Agility and Change

In his Command Philosophy, version 2, from when he was the Canadian Army Commander, Lieutenant-General Eyre, on agility and change, said we must be swift to adapt or else face defeat. We cannot be wedded to a certain way of doing business, and we must recognize, create and seize opportunity. He says that challenging the status quo is difficult, and so we must encourage and empower at every opportunity.

“Challenging the status quo is difficult.” An understatement, to say the least.

I submitted a redress of grievance around the summer of 2000. It went all the way to the final authority (who denied it), through the grievance board (who found that my grievance had merit). It then went to the Ombudsman (who incidentally also supported my claim). In my very first submission I stated that while the policy had been applied correctly to me, the policy itself was inherently discriminatory and ought to be changed. Seven years later the department’s response to the office of the ombudsman was that the mechanism for changing policy was not a redress, but rather a service paper through the chain of command.

You know what would have been helpful? If anyone within the department, within those 7 years, had said that in the first place. But I digress…

It does lead me to the next logical question however: whose job is it to change policy? Because I get the sense that it is a giant game of hot potato. Nobody wants to tackle the issues. Staff officers, the gatekeepers, often view their job as the policy police. They seek to apply policy to the letter of the law because that is all they are really empowered to do.

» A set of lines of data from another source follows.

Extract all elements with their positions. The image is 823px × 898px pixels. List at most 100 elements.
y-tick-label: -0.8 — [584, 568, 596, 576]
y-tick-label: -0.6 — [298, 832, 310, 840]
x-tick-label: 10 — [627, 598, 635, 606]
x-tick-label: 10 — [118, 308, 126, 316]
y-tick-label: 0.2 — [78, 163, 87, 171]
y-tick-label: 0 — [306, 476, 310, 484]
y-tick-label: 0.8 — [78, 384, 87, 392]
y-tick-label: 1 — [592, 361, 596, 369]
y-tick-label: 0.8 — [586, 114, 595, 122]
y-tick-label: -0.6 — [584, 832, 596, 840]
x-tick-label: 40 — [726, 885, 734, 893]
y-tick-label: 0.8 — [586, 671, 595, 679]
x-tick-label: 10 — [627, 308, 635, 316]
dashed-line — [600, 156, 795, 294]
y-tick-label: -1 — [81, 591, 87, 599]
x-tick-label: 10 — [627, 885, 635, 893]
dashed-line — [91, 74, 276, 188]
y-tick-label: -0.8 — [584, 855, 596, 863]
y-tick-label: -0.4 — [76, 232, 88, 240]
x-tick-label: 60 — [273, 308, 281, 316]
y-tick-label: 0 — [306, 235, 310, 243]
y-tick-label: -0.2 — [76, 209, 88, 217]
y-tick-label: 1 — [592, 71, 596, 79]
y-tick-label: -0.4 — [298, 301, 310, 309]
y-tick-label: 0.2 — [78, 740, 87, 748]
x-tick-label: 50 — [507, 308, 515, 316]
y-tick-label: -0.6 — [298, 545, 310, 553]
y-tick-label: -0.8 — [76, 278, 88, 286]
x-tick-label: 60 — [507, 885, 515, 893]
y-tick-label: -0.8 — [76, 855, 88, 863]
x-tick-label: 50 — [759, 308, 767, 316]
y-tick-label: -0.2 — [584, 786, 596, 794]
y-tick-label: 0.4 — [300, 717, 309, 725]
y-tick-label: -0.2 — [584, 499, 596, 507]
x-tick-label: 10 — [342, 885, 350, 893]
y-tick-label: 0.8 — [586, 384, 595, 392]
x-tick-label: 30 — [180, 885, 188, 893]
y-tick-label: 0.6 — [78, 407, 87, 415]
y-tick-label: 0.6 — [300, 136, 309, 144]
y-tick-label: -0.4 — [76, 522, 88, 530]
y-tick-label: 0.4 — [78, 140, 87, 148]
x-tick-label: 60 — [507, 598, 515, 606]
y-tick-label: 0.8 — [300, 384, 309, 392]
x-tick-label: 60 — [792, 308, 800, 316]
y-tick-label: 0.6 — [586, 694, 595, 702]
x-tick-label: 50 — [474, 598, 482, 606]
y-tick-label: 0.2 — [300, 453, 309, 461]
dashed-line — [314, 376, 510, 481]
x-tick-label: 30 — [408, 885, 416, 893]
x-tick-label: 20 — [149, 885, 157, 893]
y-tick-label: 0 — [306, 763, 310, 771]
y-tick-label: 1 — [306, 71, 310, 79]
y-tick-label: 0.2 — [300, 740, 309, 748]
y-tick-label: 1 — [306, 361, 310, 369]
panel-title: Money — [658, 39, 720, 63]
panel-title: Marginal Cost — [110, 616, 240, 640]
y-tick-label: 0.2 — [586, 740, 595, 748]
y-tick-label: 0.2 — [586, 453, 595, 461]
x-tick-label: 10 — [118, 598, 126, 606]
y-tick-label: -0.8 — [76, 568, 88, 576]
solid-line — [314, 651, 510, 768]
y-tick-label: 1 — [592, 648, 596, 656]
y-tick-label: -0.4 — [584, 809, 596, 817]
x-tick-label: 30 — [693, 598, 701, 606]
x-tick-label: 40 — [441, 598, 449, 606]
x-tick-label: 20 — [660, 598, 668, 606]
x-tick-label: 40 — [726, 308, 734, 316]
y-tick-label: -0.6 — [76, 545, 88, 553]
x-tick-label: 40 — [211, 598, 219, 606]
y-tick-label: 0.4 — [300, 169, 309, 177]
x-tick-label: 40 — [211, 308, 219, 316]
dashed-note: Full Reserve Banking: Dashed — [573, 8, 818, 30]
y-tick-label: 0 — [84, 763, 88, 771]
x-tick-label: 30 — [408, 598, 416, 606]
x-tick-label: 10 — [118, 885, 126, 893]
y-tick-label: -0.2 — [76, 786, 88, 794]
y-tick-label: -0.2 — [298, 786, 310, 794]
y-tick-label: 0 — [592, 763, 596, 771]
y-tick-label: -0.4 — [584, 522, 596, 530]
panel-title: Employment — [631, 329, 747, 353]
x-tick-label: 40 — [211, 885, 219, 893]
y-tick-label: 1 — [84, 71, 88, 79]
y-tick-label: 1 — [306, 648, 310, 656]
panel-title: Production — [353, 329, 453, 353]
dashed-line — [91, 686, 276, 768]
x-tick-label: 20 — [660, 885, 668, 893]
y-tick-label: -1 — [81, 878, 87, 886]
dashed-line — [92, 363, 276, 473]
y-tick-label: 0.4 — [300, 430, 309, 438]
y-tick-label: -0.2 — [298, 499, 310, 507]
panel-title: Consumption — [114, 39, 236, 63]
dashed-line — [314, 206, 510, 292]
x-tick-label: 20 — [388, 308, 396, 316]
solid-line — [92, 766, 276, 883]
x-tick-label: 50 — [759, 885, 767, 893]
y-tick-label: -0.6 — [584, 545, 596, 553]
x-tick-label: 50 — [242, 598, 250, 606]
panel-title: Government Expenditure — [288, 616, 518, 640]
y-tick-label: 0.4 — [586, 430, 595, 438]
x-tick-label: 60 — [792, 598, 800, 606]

Those who are not willing to accept “no” as the answer, may then ask the question well at what level can I get this particular policy waived? Who has the authority to accept some risk on this matter and say yes, as an exception? My experience has been either one or two answers: it cannot be waived, or authority is held at some ridiculously high level which leads to excessive delays or abandonment altogether. 

Or what about the question of can this policy be amended? Revisited? Gaps in policy are experienced when the policy comes into contact with a soldier at the coalface. It is within unit lines where in an effort to train, deploy or administer soldiers, we bump up against a policy issue of some sort and we realize the limitations of it. It may be just a one-of, or it may be a larger systemic issue that warrants another look, but unfortunately what we find is that the chain of command sometimes has other priorities. Commanders have bigger fish to fry, and so it gets shunted aside, and we continue on, status-quo, because changing policy doesn’t neatly fall into a category or force generation or force employment, especially if it isn’t significant enough to impact personnel en masse.

I have been trying, and failing, for 7 months to tackle two policy issues. One is an attempt to change a policy that is derived from a CANLANGEN that is 11 years old. The other, I would be satisfied if even I could get someone willing to accept some risk, and grant an exception to the policy. I have failed on both fronts. I am almost at the point of begging to be empowered. 

This ought to be the relatively easy stuff. You can apply logic and brain power to policy. You can define it, research it, it’s tangible. It’s black and white (-ish). And despite that, it still remains a difficult problem to tackle. 

Is it any wonder that a nebulous issue like sexual misconduct, something we admit as being a wicked problem, still remains a problem?